Stickler syndrome (or David-Stickler syndrome or Stickler-Wagner syndrome) is a group of genetic disorders affecting connective tissue, specifically collagen. It was first studied and characterised by Dr. G.B. Stickler in 1965. Stickler syndrome is a subtype of collagenopathy, types II and XI. Stickler syndrome is characterized by a distinctive facial appearance, eye abnormalities, hearing loss, and joint problems.
Whether there are two or three types of Stickler syndrome is controversial. Each type is presented here according to the gene involved. The classification of these conditions is changing as researchers learn more about the genetic causes.
The syndrome is thought to arise from a mutation of several collagen genes during fetal development. It is a sex independent autosomal dominant trait meaning a person with the syndrome has a 50% chance of passing it on to each child. There are three variants of Stickler syndrome identified, each associates with a collagen biosynthesis gene.
Stickler's syndrome, or congenital, progressive arthro-ophthalmopathy, refers to disturbances of the connective tissue of the organism but mainly the osteoarticular and visual systems. In the visual system one discovers a congenital high myopia, pathological changes in the vitreous in the form of membranes and proliferative bands as well as retinal detachment. A metabolic defect concerning the hyaluronic acid and the collagen of the 2-d type is assumed to be the cause of this syndrome.
People with this disease often have lots of eye problems. Some of the problems are mild and others are severe. Examples of these are near sightedness, astigmatism, and cataracts, which are mild because they can be corrected by having surgery or wearing a certain type of glasses. Retinal detachment, which occurs when the gel inside the eye deteriorates, squint, and glaucoma are examples of severe eye problems, because they can lead to blindness. They also have hearing problems that affect the inner or middle ear, and can lead to deafness.
A characteristic feature of Stickler syndrome is a somewhat flattened facial appearance. This is caused by underdeveloped bones in the middle of the face, including the cheekbones and the bridge of the nose. A particular group of physical features, called the Pierre Robin syndrome, is common in children with Stickler syndrome. Robin sequence includes a U-shaped or sometimes V-shaped cleft palate (an opening in the roof of the mouth) with a tongue that is too large for the space formed by the small lower jaw. Children with a cleft palate are also prone to frequent ear infections and swallowing difficulties.

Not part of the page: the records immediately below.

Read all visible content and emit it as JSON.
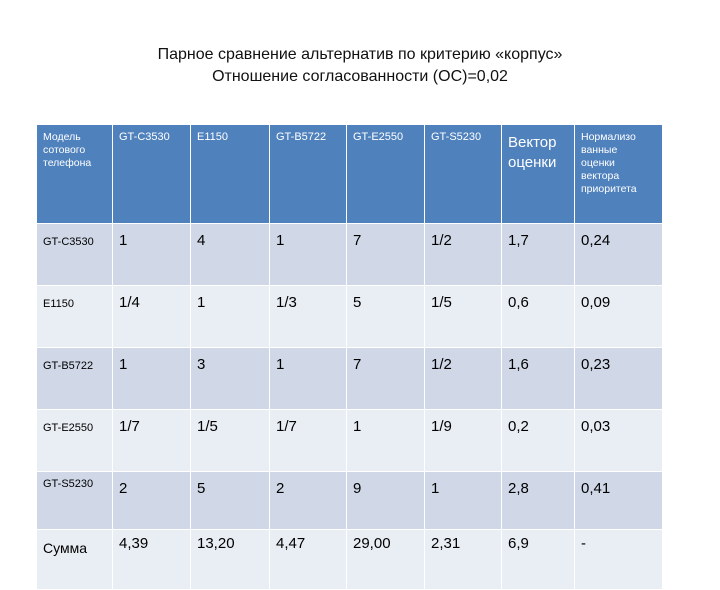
{
  "title": {
    "line1": "Парное сравнение альтернатив по критерию «корпус»",
    "line2": "Отношение согласованности (ОС)=0,02"
  },
  "table": {
    "headers": [
      "Модель сотового телефона",
      "GT-C3530",
      "E1150",
      "GT-B5722",
      "GT-E2550",
      "GT-S5230",
      "Вектор оценки",
      "Нормализованные оценки вектора приоритета"
    ],
    "header_lines": {
      "model": [
        "Модель",
        "сотового",
        "телефона"
      ],
      "vector": [
        "Вектор",
        "оценки"
      ],
      "normalized": [
        "Нормализо",
        "ванные",
        "оценки",
        "вектора",
        "приоритета"
      ]
    },
    "rows": [
      {
        "label": "GT-C3530",
        "values": [
          "1",
          "4",
          "1",
          "7",
          "1/2",
          "1,7",
          "0,24"
        ]
      },
      {
        "label": "E1150",
        "values": [
          "1/4",
          "1",
          "1/3",
          "5",
          "1/5",
          "0,6",
          "0,09"
        ]
      },
      {
        "label": "GT-B5722",
        "values": [
          "1",
          "3",
          "1",
          "7",
          "1/2",
          "1,6",
          "0,23"
        ]
      },
      {
        "label": "GT-E2550",
        "values": [
          "1/7",
          "1/5",
          "1/7",
          "1",
          "1/9",
          "0,2",
          "0,03"
        ]
      },
      {
        "label": "GT-S5230",
        "values": [
          "2",
          "5",
          "2",
          "9",
          "1",
          "2,8",
          "0,41"
        ]
      },
      {
        "label": "Сумма",
        "values": [
          "4,39",
          "13,20",
          "4,47",
          "29,00",
          "2,31",
          "6,9",
          "-"
        ]
      }
    ]
  },
  "colors": {
    "header_bg": "#4f81bd",
    "row_odd_bg": "#d0d8e8",
    "row_even_bg": "#e9edf4"
  }
}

Many people with Stickler syndrome are very nearsighted (described as having high myopia) because of the shape of the eye. People with eye involvement are prone to increased pressure within the eye (glaucoma) and tearing of the lining of the eye (retinal detachment). The jelly-like substance within the eye (the vitreous) has a distinctive appearance in the types of Stickler syndrome associated with the COL2A1 and COL11A1 genes. The type of Stickler syndrome associated with the COL11A2 gene does not affect the eye.

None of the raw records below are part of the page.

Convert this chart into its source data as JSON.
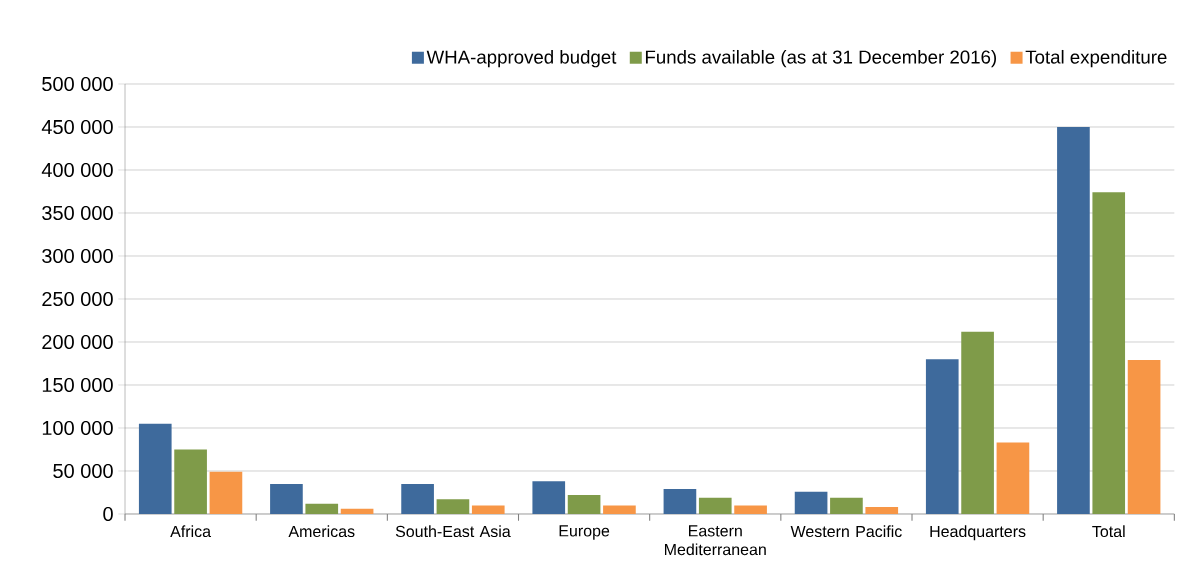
{
  "chart_data": {
    "type": "bar",
    "categories": [
      "Africa",
      "Americas",
      "South-East Asia",
      "Europe",
      "Eastern Mediterranean",
      "Western Pacific",
      "Headquarters",
      "Total"
    ],
    "series": [
      {
        "name": "WHA-approved budget",
        "color": "#3e6a9c",
        "values": [
          105000,
          35000,
          35000,
          38000,
          29000,
          26000,
          180000,
          450000
        ]
      },
      {
        "name": "Funds available (as at 31 December 2016)",
        "color": "#7f9b49",
        "values": [
          75000,
          12000,
          17000,
          22000,
          19000,
          19000,
          212000,
          374000
        ]
      },
      {
        "name": "Total expenditure",
        "color": "#f79646",
        "values": [
          49000,
          6000,
          10000,
          10000,
          10000,
          8000,
          83000,
          179000
        ]
      }
    ],
    "ylim": [
      0,
      500000
    ],
    "yticks": [
      {
        "value": 0,
        "label": "0"
      },
      {
        "value": 50000,
        "label": "50 000"
      },
      {
        "value": 100000,
        "label": "100 000"
      },
      {
        "value": 150000,
        "label": "150 000"
      },
      {
        "value": 200000,
        "label": "200 000"
      },
      {
        "value": 250000,
        "label": "250 000"
      },
      {
        "value": 300000,
        "label": "300 000"
      },
      {
        "value": 350000,
        "label": "350 000"
      },
      {
        "value": 400000,
        "label": "400 000"
      },
      {
        "value": 450000,
        "label": "450 000"
      },
      {
        "value": 500000,
        "label": "500 000"
      }
    ],
    "grid": "y",
    "legend": "top right"
  }
}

People with this disease have problems that affect things other than the eyes and ears. Arthritis, abnormality to ends of long bones, vertebrae abnormality, curvature of the spine, hunchback, joint pain, knock knee, and double jointed are all problems that can occur in the bones and joints. Physical characteristics of people with Stickler can include flat cheeks, flat nasal bridge, and small upper jaw, pronounced upper lip groove, small lower jaw, and palate abnormalities.
Another sign of Stickler syndrome is mild to severe hearing loss that, for some people, may be progressive (see hearing loss with craniofacial syndromes). The joints of affected children and young adults may be very flexible (hypermobile). Arthritis often appears at an early age and worsens as a person gets older. Learning difficulties can also occur because of hearing and sight impairments.
Other, as yet unknown, genes may also cause Stickler syndrome because not all individuals with the condition have mutations in one of the three identified genes.